Na Sagrada Escritura, a passagem do questionamento à crise também costuma ser enfrentada. Caso típico é o dos textos messiânicos de vários Salmos e livros proféticos interpretados, no Novo Testamento, como referências a Jesus de Nazaré. O Evangelho de Mateus foi escrito para assentar essa exata interpretação profética. A pregação dos apóstolos não teve outro fim. E Hebreus faz uma longa defesa da interpretação cristã das profecias. É como se a compreensão dos textos messiânicos do Antigo Testamento tivesse entrado em crise, quando os judeus perceberam que o tempo para que o Messias fosse morto (Dn 9:26) se cumprira. Os apóstolos e os escritores do Novo Testamento entenderam essa crise, enfrentaram-na e a resolveram, pela demonstração de que as profecias cumpriram-se na vida e na morte de Jesus de Nazaré.
Ratzinger não trata da mesma maneira o problema da figura real de Jesus. Ele não enfrenta a crise desencadeada pela Crítica Histórica e Literária, nem se move nessa direção. Pelo contrário, em diversas passagens, ele desqualifica a atitude crítica, como ao afirmar: “Não [devemos] contrapor ao Novo Testamento de modo crítico-racional a nossa presunção, mas aprender e deixar-nos guiar [...] não falsear os textos segundo os nossos conceitos” (ob. cit. p. 115).
Para enfrentar realmente a crise, teria sido necessário ao menos indicar como a historicidade do Jesus apresentado e adorado pela Igreja Católica pode ser demonstrada. Ratzinger não o faz, como os líderes cristãos em geral não o fazem. Pelo contrário, em quase todas as igrejas, há um líder que adota posição semelhante à do Papa sobre o Jesus histórico. Um líder que sobe ao púlpito todas as semanas para ignorar, solenemente, os graves problemas que pendem sobre a interpretação dos Evangelhos. Esse discurso alienado e sem fim se tornou comum hoje. No entanto, no caso do Papa, que tem à disposição quase tudo o que já se escreveu sobre o tema, era de se esperar algo diferente.
Jesus de Nazaré, de Ratzinger, frustra essa expectativa, por não pronunciar uma palavra efetiva sobre a crise de compreensão do Jesus histórico, apesar de ter escrito, no livro anterior, que "quis tentar representar o Jesus dos Evangelhos como o Jesus real, como o Jesus histórico" (RATZINGER, Joseph.

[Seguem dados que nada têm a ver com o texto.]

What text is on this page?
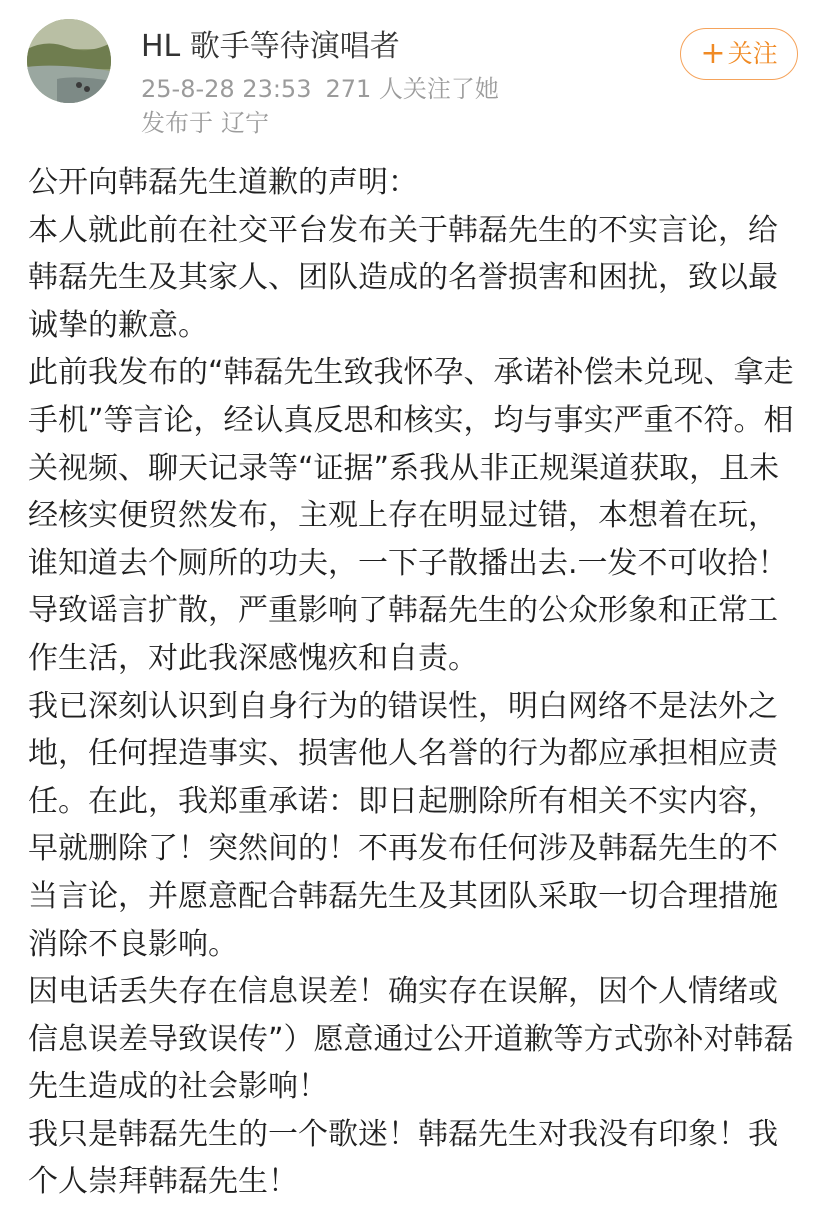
HL 歌手等待演唱者
25-8-28 23:53 271 人关注了她
发布于 辽宁
+关注

公开向韩磊先生道歉的声明：

本人就此前在社交平台发布关于韩磊先生的不实言论，给韩磊先生及其家人、团队造成的名誉损害和困扰，致以最诚挚的歉意。

此前我发布的“韩磊先生致我怀孕、承诺补偿未兑现、拿走手机”等言论，经认真反思和核实，均与事实严重不符。相关视频、聊天记录等“证据”系我从非正规渠道获取，且未经核实便贸然发布，主观上存在明显过错，本想着在玩，谁知道去个厕所的功夫，一下子散播出去.一发不可收拾！导致谣言扩散，严重影响了韩磊先生的公众形象和正常工作生活，对此我深感愧疚和自责。

我已深刻认识到自身行为的错误性，明白网络不是法外之地，任何捏造事实、损害他人名誉的行为都应承担相应责任。在此，我郑重承诺：即日起删除所有相关不实内容，早就删除了！突然间的！不再发布任何涉及韩磊先生的不当言论，并愿意配合韩磊先生及其团队采取一切合理措施消除不良影响。

因电话丢失存在信息误差！确实存在误解，因个人情绪或信息误差导致误传”）愿意通过公开道歉等方式弥补对韩磊先生造成的社会影响！

我只是韩磊先生的一个歌迷！韩磊先生对我没有印象！我个人崇拜韩磊先生！
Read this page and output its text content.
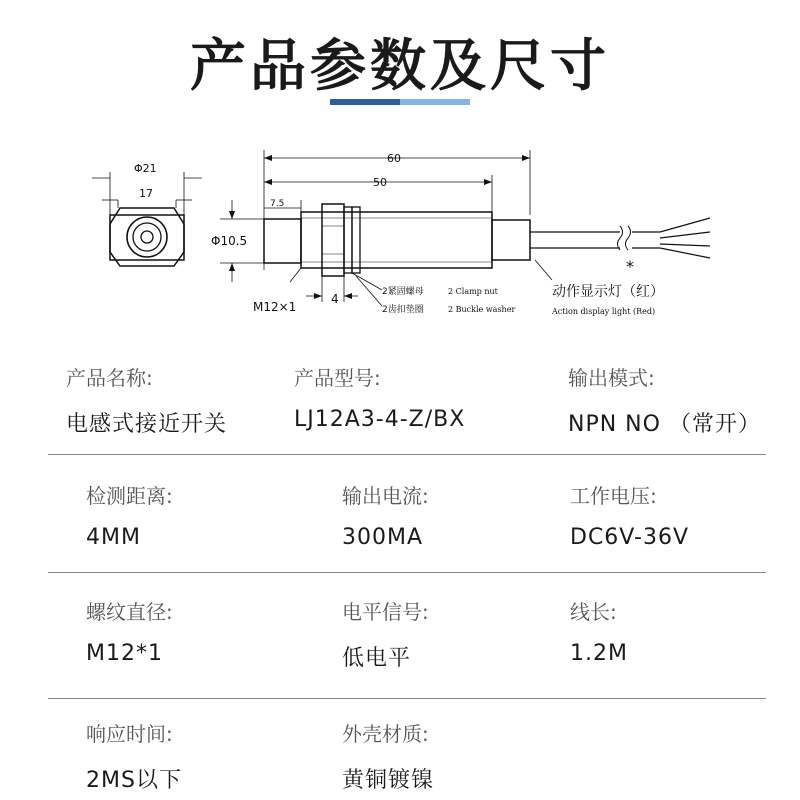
产品参数及尺寸
Φ21
17
60
50
7.5
Φ10.5
M12×1
4	2紧固螺母	2 Clamp nut
2齿扣垫圈	2 Buckle washer
*
动作显示灯（红）
Action display light (Red)
产品名称:
电感式接近开关
产品型号:
LJ12A3-4-Z/BX
输出模式:
NPN NO （常开）
检测距离:
4MM
输出电流:
300MA
工作电压:
DC6V-36V
螺纹直径:
M12*1
电平信号:
低电平
线长:
1.2M
响应时间:
2MS以下
外壳材质:
黄铜镀镍
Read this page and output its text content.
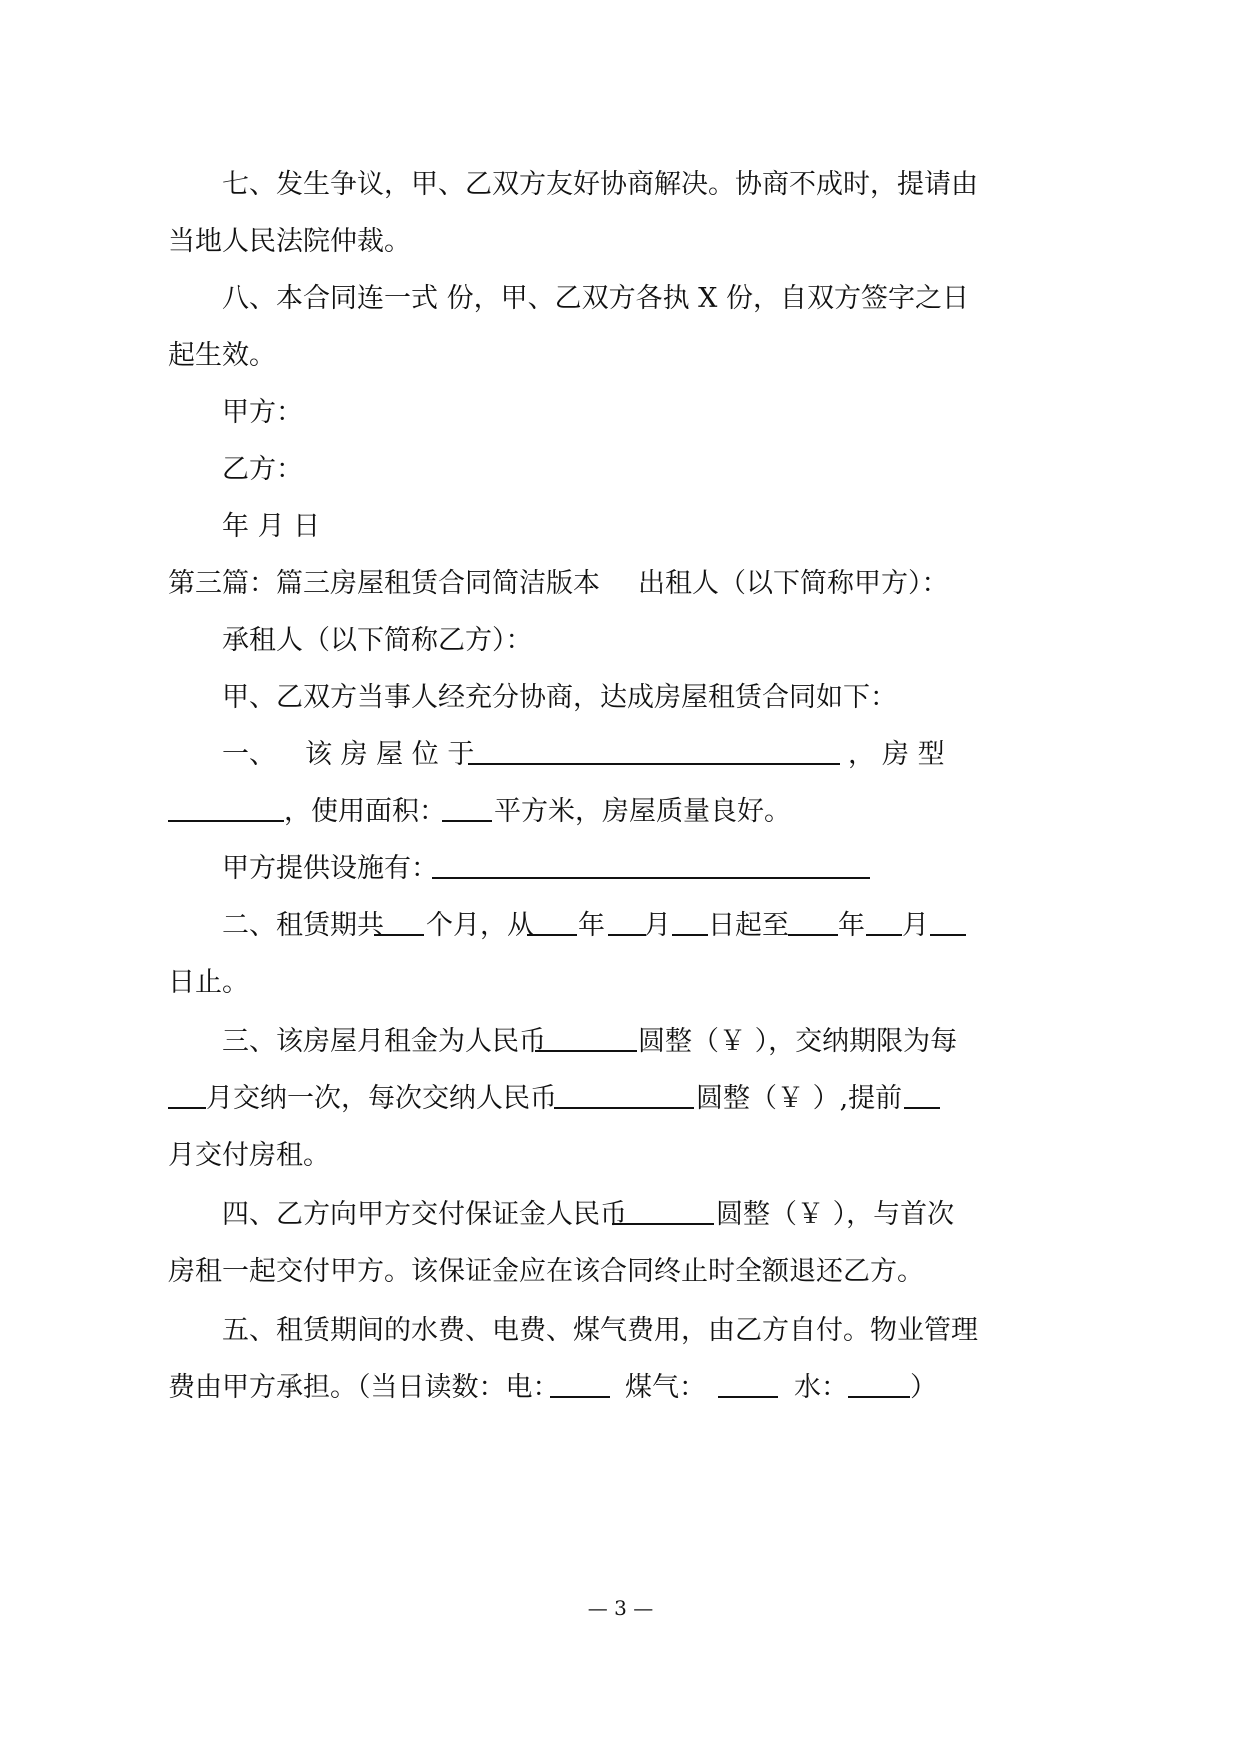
七、发生争议，甲、乙双方友好协商解决。协商不成时，提请由
当地人民法院仲裁。
八、本合同连一式 份，甲、乙双方各执 X 份，自双方签字之日
起生效。
甲方：
乙方：
年 月 日
第三篇：篇三房屋租赁合同简洁版本 出租人（以下简称甲方）：
承租人（以下简称乙方）：
甲、乙双方当事人经充分协商，达成房屋租赁合同如下：
一、 该 房 屋 位 于	， 房 型
，使用面积： 平方米，房屋质量良好。
甲方提供设施有：
二、租赁期共 个月，从 年 月 日起至 年 月
日止。
三、该房屋月租金为人民币	圆整（￥ ），交纳期限为每
月交纳一次，每次交纳人民币	圆整（￥ ）,提前
月交付房租。
四、乙方向甲方交付保证金人民币	圆整（￥ ），与首次
房租一起交付甲方。该保证金应在该合同终止时全额退还乙方。
五、租赁期间的水费、电费、煤气费用，由乙方自付。物业管理
费由甲方承担。（当日读数：电： 煤气：	水： ）
— 3 —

Jesus de Nazaré - do batismo no Jordão à transfiguração. São Paulo: Planeta, 2007. p. 17). Não digo que não o apresenta, mas que o faz de um modo que pressupõe demais o dogma.
Com isso, o livro emite um sinal muito claro sobre a natureza do tempo presente, em que a Teologia ignora a crise, portanto agoniza e morre. A falta de uma palavra teológica sobre a incompreensão que se desenvolveu e se transformou em crise não pode ser suprida pelas manifestações dos historiadores sobre Jesus, já que o discurso destes é diferente do teológico e não pode cumprir a função dele. A palavra dos filósofos tampouco o pode. Nesse particular, os escritores patrísticos tinham razão: à Filosofia compete o perguntar e o criticar; a resposta à pergunta há de ser oferecida pela Teologia. Tendo funções distintas, uma não pode substituir a outra.
Vivemos como se a figura de Jesus se houvesse desintegrado (ou não, pouco importa), mas tudo seguisse perfeitamente bem. Como se pudéssemos continuar a sustentar o que sustentamos, durante séculos, exatamente da mesma maneira. Enfim, como se fingir ou sonhar bastassem para crer. Que é isso, a não ser fuga, inépcia ou hipocrisia? Jesus se apresentou como a verdade: como a solução de todas as dúvidas, a correção de todos os erros e a solução de todas as crises de compreensão. É possível ao cristão agir como se as dúvidas, os erros e a crise não existissem? Como se estivesse no mundo, mas não tivesse o mundo por contexto?